WFP estima que unos 10 millones de personas adicionales serían empujadas aún más a la pobreza y al hambre en 11 países de la región y en pequeños Estados insulares en desarrollo en el Caribe. En 2019, 3.4 millones de personas se enfrentaban a inseguridad alimentaria severa.
“Es vital y urgente que prestemos asistencia alimentaria al creciente número de personas vulnerables en la región, así como a aquellos que dependen de un trabajo informal”, alertó Miguel Barreto, Director Regional para América Latina y el Caribe de WFP.
La nueva cifra se basa en la comparación entre las evaluaciones de seguridad alimentaria realizadas en 2019, en el análisis de indicadores económicos tras el brote de la COVID-19, y en los resultados de encuestas remotas realizadas en 2020 para evaluar el impacto de la pandemia en el acceso a mercados, la seguridad alimentaria y los medios de vida.
El análisis de indicadores económicos para 2020 no es alentador. Con la pandemia, la Comisión Económica para América Latina y el Caribe (CEPAL) prevé una contracción regional promedio de -5,3% para este año.

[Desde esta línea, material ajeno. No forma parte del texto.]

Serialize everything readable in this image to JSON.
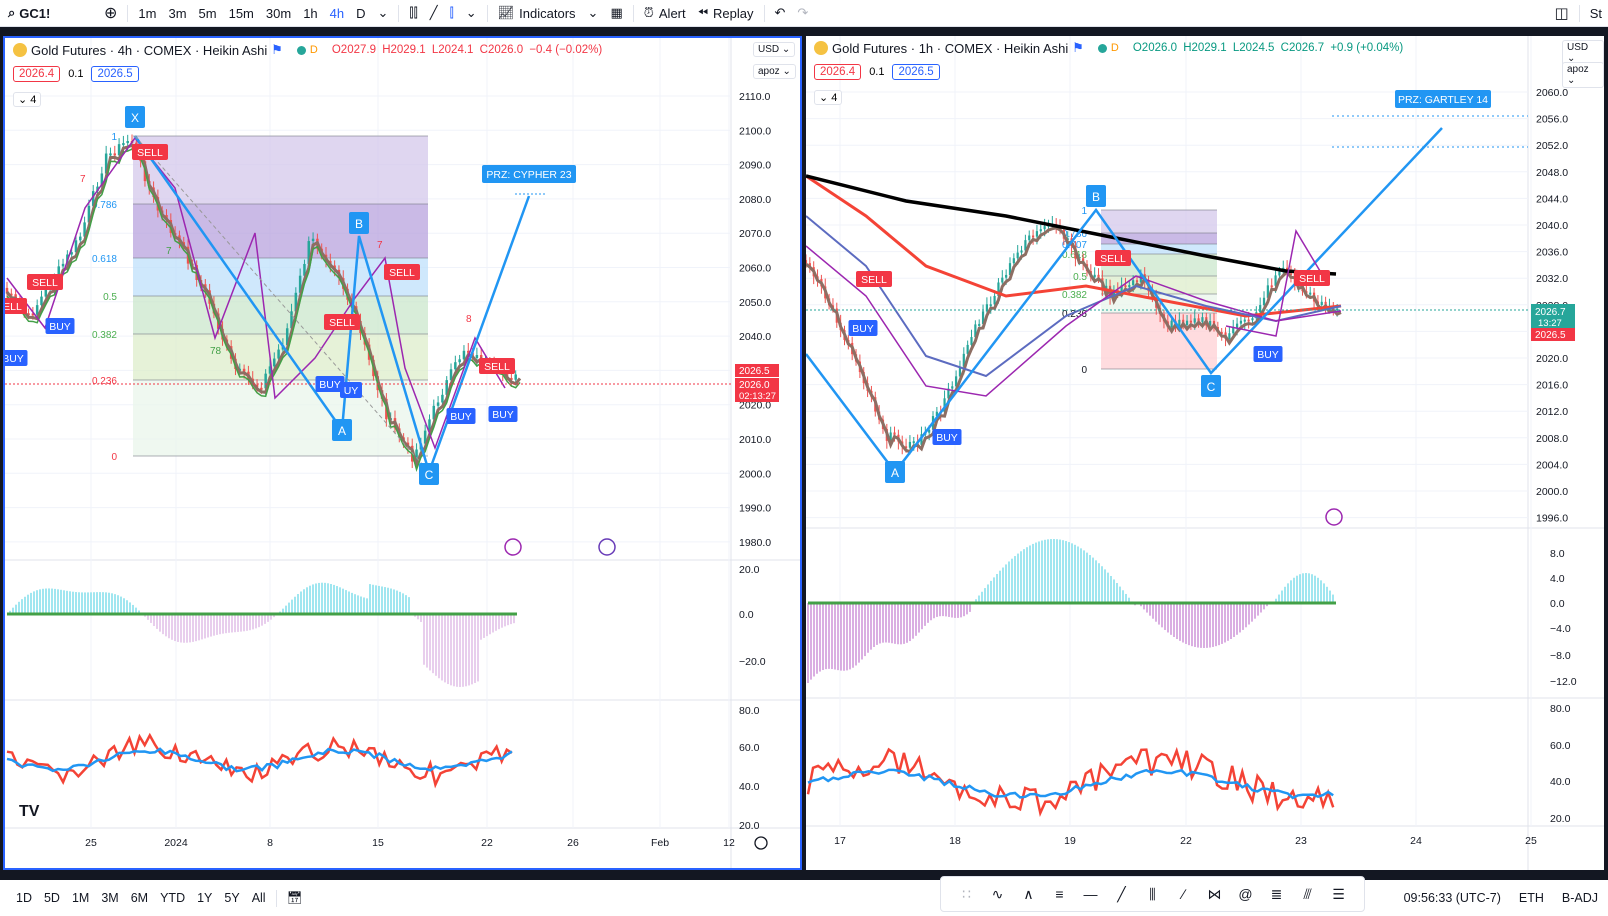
{
  "topbar": {
    "symbol": "GC1!",
    "intervals": [
      "1m",
      "3m",
      "5m",
      "15m",
      "30m",
      "1h",
      "4h",
      "D"
    ],
    "active_interval": "4h",
    "indicators": "Indicators",
    "alert": "Alert",
    "replay": "Replay",
    "right_cut": "St"
  },
  "left": {
    "title": "Gold Futures · 4h · COMEX · Heikin Ashi",
    "badge": "D",
    "ohlc": {
      "o": "O2027.9",
      "h": "H2029.1",
      "l": "L2024.1",
      "c": "C2026.0",
      "chg": "−0.4 (−0.02%)"
    },
    "bid": "2026.4",
    "spread": "0.1",
    "ask": "2026.5",
    "collapse": "4",
    "currency": "USD",
    "scale_mode": "apoz",
    "price_ticks": [
      "2110.0",
      "2100.0",
      "2090.0",
      "2080.0",
      "2070.0",
      "2060.0",
      "2050.0",
      "2040.0",
      "2030.0",
      "2020.0",
      "2010.0",
      "2000.0",
      "1990.0",
      "1980.0"
    ],
    "price_tags": [
      "2026.5",
      "2026.0",
      "02:13:27"
    ],
    "hist_ticks": [
      "20.0",
      "0.0",
      "−20.0"
    ],
    "rsi_ticks": [
      "80.0",
      "60.0",
      "40.0",
      "20.0"
    ],
    "time_ticks": [
      "25",
      "2024",
      "8",
      "15",
      "22",
      "26",
      "Feb",
      "12"
    ],
    "fib_levels": [
      "1",
      "0.786",
      "0.618",
      "0.5",
      "0.382",
      "0.236",
      "0"
    ],
    "points": [
      "X",
      "A",
      "B",
      "C"
    ],
    "prz": "PRZ: CYPHER 23",
    "signals": {
      "sell": "SELL",
      "buy": "BUY",
      "uy": "UY",
      "seven": "7",
      "eight": "8",
      "ts": "78"
    }
  },
  "right": {
    "title": "Gold Futures · 1h · COMEX · Heikin Ashi",
    "badge": "D",
    "ohlc": {
      "o": "O2026.0",
      "h": "H2029.1",
      "l": "L2024.5",
      "c": "C2026.7",
      "chg": "+0.9 (+0.04%)"
    },
    "bid": "2026.4",
    "spread": "0.1",
    "ask": "2026.5",
    "collapse": "4",
    "currency": "USD",
    "scale_mode": "apoz",
    "price_ticks": [
      "2060.0",
      "2056.0",
      "2052.0",
      "2048.0",
      "2044.0",
      "2040.0",
      "2036.0",
      "2032.0",
      "2028.0",
      "2024.0",
      "2020.0",
      "2016.0",
      "2012.0",
      "2008.0",
      "2004.0",
      "2000.0",
      "1996.0"
    ],
    "price_tags": [
      "2026.7",
      "13:27",
      "2026.5"
    ],
    "hist_ticks": [
      "8.0",
      "4.0",
      "0.0",
      "−4.0",
      "−8.0",
      "−12.0"
    ],
    "rsi_ticks": [
      "80.0",
      "60.0",
      "40.0",
      "20.0"
    ],
    "time_ticks": [
      "17",
      "18",
      "19",
      "22",
      "23",
      "24",
      "25"
    ],
    "fib_levels": [
      "1",
      "0.786",
      "0.707",
      "0.618",
      "0.5",
      "0.382",
      "0.236",
      "0"
    ],
    "points": [
      "A",
      "B",
      "C"
    ],
    "prz": "PRZ: GARTLEY 14",
    "signals": {
      "sell": "SELL",
      "buy": "BUY"
    }
  },
  "bottombar": {
    "ranges": [
      "1D",
      "5D",
      "1M",
      "3M",
      "6M",
      "YTD",
      "1Y",
      "5Y",
      "All"
    ],
    "clock": "09:56:33 (UTC-7)",
    "session": "ETH",
    "adj": "B-ADJ"
  },
  "colors": {
    "up": "#26a69a",
    "down": "#ef5350",
    "pattern": "#2196f3",
    "purple": "#9c27b0",
    "sell": "#f23645",
    "buy": "#2962ff"
  }
}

El impacto de dicha contracción de la actividad económica agravaría la condición ya precaria de millones de personas vulnerables que necesitan trabajar para poder tener acceso a alimentos. “Estamos a tiempo de evitar que la pandemia COVID-19 se convierta en una pandemia de hambre” aseguró Barreto.
Estimaciones de la CEPAL y la Organización Internacional del Trabajo (OIT) sobre pérdida de empleos por parte de la clase trabajadora pobre y pérdida de ingresos provenientes de remesas del extranjero también fueron negativas.
FP exhorta a los países a darle mayor apoyo a las personas que son beneficiarias de programas nacionales de protección social y también a expandir su alcance a más grupos, como migrantes y personas sin empleo formal.
Para poder responder rápidamente y a escala al enorme desafío que presenta la COVID-19, algunos países, a su vez, necesitan recibir asistencia de instituciones financieras internacionales y de la comunidad internacional.
“Trabajando juntos, podemos minimizar el riesgo de inseguridad alimentaria y proteger a los países y comunidades más vulnerables de los efectos potencialmente devastadores de la pandemia”, dijo el Sr. Barreto.
Con información del Programa Mundial de alimentos WFP.